Monday, March 10, 2014

[the price that was paid]


The Garden of Gethsemane
(image via Google image search)

Something really touched my heart yesterday at church. Maybe because I had just read about how in Iraq, the parliament is discussing a law that 9-year-old girls can get married. They are talking about 9-year-old CHILDREN!! Recently I also started reading an award winning, best selling book that had horrible child pornography in it. Needless to say I stopped reading the disgusting book as soon as I got to that point. I can't believe some people praise that book with words like "breathtaking". What is wrong with people that they would support a book in which child pornography is glorified? Child abuse in any form disturbs me to my very core.

So when I heard/read this part of the lesson on Sunday, it made me think of the horrible, horrible price our Savior paid on our behalf.

This is by President Joseph Fielding Smith, who became the President of the Church in 1970.

The driving of the nails into his hands and into the Savior’s feet was the least part of his suffering. We get into the habit, I think, of feeling, or thinking that his great suffering was being nailed to the cross and left to hang there. Well, that was a period in the world’s history when thousands of men suffered that way. So his suffering, so far as that is concerned, was not any more than the suffering of other men who have been so crucified. What, then, was his great suffering? ...His great suffering occurred before he ever went to the cross. It was in the Garden of Gethsemane, so the scriptures tell us, that blood oozed from every pore of his body; and in the extreme agony of his soul, he cried to his Father. It was not the nails driven into his hands and feet. Now do not ask me how that was done because I do not know. Nobody knows. All we know is that in some way he took upon himself that extreme penalty. He took upon him our transgressions, and paid a price, a price of torment.
Think of the Savior carrying the united burden of every individual—torment—in some way which I say, I cannot understand; I just accept—which caused him to suffer an agony of pain, compared to which the driving of the nails in his hands and feet was very little. He cried in His anguish, to His Father, “If it be possible, let this cup pass!” and it could not pass [see Luke 22:42]. Let me read you just a word or two here of what the Lord says in regard to that:

“For behold, I, God, have suffered these things for all, that they might not suffer if they would repent;
“But if they would not repent they must suffer even as I;
“Which suffering caused myself, even God, the greatest of all, to tremble because of the pain, and to bleed at every pore, and to suffer both body and spirit—and would that I might not drink the bitter cup, and shrink—
“Nevertheless, glory be to the Father, and I partook and finished my preparations unto the children of men.” [D&C 19:16–19.]

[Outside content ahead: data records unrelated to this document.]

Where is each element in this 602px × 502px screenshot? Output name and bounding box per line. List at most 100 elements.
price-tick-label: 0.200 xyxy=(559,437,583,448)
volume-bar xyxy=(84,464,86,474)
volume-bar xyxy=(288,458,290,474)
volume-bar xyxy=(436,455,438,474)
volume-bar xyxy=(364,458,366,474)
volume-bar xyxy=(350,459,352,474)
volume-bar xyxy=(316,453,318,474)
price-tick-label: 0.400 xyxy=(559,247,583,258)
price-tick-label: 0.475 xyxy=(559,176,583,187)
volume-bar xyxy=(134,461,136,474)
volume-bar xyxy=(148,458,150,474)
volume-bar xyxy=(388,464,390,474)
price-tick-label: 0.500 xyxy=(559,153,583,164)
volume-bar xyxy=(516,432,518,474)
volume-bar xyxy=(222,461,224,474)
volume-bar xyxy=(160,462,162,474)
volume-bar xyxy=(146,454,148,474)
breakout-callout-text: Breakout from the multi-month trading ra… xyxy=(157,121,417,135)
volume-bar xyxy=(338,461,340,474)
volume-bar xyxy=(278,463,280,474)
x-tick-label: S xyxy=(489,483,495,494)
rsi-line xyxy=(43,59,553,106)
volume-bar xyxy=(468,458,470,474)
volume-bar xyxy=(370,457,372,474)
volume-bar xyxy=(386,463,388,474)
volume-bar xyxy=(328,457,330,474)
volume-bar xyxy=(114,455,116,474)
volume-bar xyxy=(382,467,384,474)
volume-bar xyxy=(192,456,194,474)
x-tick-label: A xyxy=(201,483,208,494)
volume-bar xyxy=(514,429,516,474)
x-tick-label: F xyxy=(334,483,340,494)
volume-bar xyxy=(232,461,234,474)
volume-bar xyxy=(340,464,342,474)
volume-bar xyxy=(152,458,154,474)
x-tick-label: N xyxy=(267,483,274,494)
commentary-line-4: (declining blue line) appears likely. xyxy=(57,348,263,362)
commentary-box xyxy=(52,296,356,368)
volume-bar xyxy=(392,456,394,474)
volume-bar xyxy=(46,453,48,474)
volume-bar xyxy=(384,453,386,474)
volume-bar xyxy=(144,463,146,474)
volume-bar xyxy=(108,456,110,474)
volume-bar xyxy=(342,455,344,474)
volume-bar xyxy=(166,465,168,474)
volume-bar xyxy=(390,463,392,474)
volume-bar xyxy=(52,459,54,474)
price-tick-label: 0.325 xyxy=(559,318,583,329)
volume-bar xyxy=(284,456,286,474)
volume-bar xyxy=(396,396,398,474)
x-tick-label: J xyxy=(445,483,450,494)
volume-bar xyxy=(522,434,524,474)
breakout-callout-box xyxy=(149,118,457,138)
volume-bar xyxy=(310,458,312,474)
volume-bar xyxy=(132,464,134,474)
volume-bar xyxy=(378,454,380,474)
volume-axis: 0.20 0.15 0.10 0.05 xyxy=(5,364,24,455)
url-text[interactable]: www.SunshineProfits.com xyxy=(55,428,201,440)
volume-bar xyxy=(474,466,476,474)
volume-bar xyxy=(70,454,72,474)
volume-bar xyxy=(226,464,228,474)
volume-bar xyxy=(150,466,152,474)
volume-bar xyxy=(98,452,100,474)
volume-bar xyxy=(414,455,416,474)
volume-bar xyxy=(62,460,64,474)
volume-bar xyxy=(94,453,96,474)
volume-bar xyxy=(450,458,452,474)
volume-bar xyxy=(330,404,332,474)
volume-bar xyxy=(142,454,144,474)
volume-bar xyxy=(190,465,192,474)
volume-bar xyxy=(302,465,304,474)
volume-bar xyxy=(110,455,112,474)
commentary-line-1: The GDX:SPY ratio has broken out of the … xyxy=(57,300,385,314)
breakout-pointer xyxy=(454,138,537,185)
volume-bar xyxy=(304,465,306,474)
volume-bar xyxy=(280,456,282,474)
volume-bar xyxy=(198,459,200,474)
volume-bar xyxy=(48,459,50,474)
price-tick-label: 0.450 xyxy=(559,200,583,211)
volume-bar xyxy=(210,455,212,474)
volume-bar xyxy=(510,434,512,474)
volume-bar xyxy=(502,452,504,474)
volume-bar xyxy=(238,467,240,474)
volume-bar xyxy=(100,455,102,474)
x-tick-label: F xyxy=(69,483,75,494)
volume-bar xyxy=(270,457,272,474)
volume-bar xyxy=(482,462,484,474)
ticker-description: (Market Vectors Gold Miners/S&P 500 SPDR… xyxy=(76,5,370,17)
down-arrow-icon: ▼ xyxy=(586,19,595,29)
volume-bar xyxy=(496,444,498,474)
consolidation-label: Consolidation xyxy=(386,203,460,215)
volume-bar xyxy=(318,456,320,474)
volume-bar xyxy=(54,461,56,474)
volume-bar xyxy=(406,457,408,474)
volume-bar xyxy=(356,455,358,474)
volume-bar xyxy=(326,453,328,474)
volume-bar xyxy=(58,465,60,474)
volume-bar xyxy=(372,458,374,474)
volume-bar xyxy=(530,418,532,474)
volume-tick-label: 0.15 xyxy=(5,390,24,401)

You can read the full lesson by clicking here.

I don't know how much of Jesus Christ's suffering other Christian churches understand. Most of them seem to concentrate on the death and suffering Jesus suffered on the cross. But the main suffering was done in the Garden of Gethsemane where Jesus Christ took upon himself ALL the sins, ALL the suffering, ALL the wrongs of this world. He paid the price for it ALL. The torment was so great that blood oozed from his every pore. 

I look forward to the day when everyone will know that Jesus is the Christ, the Son of God, their Savior. Sometimes when I read about the horrible things happening in this world, I wish the day of his Second Coming would happen already. I'm so grateful that I know about my Savior and that I have learned to love and honor him. That I found his Church in which the fullness of the gospel is taught. That I understand God's plan for us, his children. That I know what the purpose of life is. That I know why we have to go through trials in this life. That I know where I came from. That I know what happens after we die. That I know that in the end, ALL things will be made right and the suffering will end. That I can hope for a better world and I know that it WILL happen.